Un bois naturel a poussé à une vitesse impressionnante, peuplé principalement de bouleaux, de saules et d’aulnes, espèces présentes dans l’environnement voisin. Au bout de dix ans on se croirait en Russie! Les ronces, les fougères et le mousses prospèrent. Les chevreuils se nourrissent et cassent parfois un tronc frêle avec leurs bois. Les quelques arbres rescapés de la plantation poussent maintenant protégés par les indigènes. Des pics verts et de nombreux oiseaux habitent la petite forêt. Nous avons assez vite fauché un parcours pour permettre une promenade à travers la nouvelle forêt, devenue impénétrable.
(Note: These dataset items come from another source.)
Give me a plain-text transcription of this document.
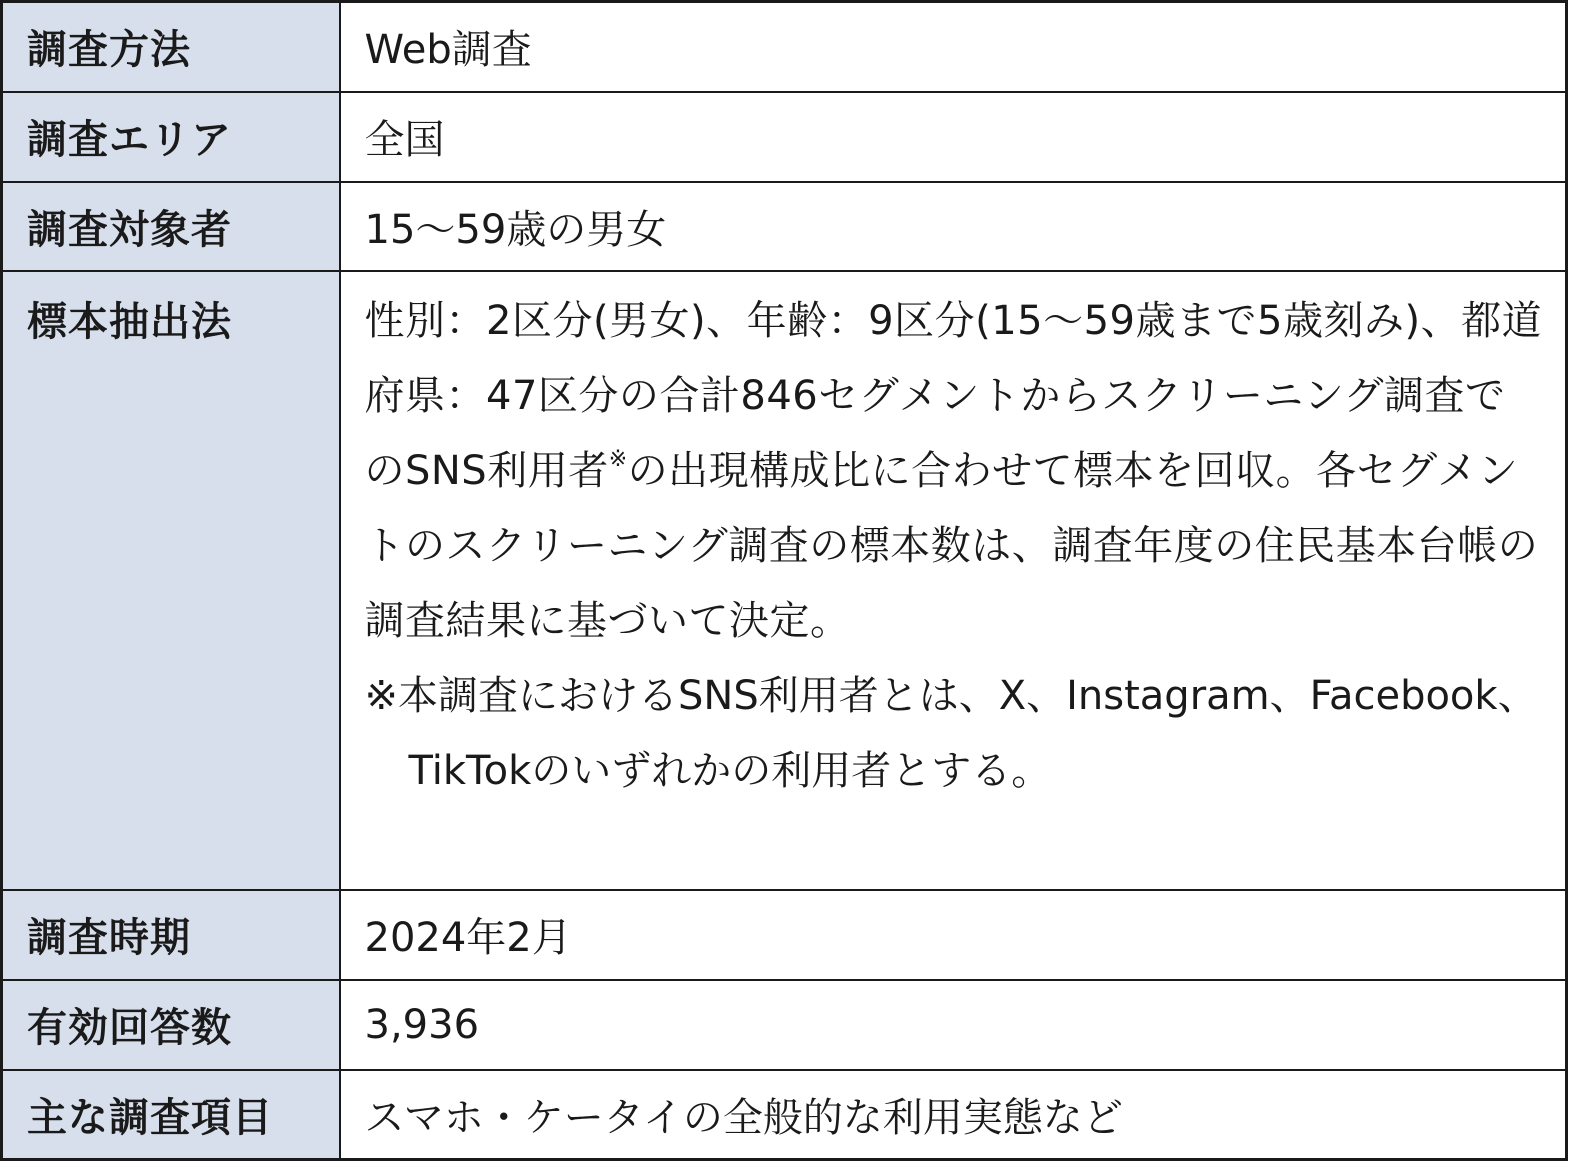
調査方法	Web調査
調査エリア	全国
調査対象者	15～59歳の男女
標本抽出法	性別：2区分(男女)、年齢：9区分(15～59歳まで5歳刻み)、都道府県：47区分の合計846セグメントからスクリーニング調査でのSNS利用者※の出現構成比に合わせて標本を回収。各セグメントのスクリーニング調査の標本数は、調査年度の住民基本台帳の調査結果に基づいて決定。
※本調査におけるSNS利用者とは、X、Instagram、Facebook、
TikTokのいずれかの利用者とする。

調査時期	2024年2月
有効回答数	3,936
主な調査項目	スマホ・ケータイの全般的な利用実態など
Par la suite, j’ai planté quelques arbres à coloration d’automne à l’orée du bois: liquidambars, érables américains, merisiers… Dans le projet visité ils avaient planté une bordure d’arbres fruitiers.
La plantation d’une forêt de poche, comme on l’appelle parfois, est à la portée de tous et convient idéalement pour les projets associatifs en ville. De nombreuses vidéos en ligne proposent des démonstrations pas-à-pas. Explorez des sites comme semeursdeforets.org ou la formation FONA de permafforest.fr.
Vous n’obtiendrez pas l’élégance d’un parc mais votre forêt miniature pourra rendre des services écologiques inestimables. Il suffit de quelques mètres carrés pour tenter l’expérience!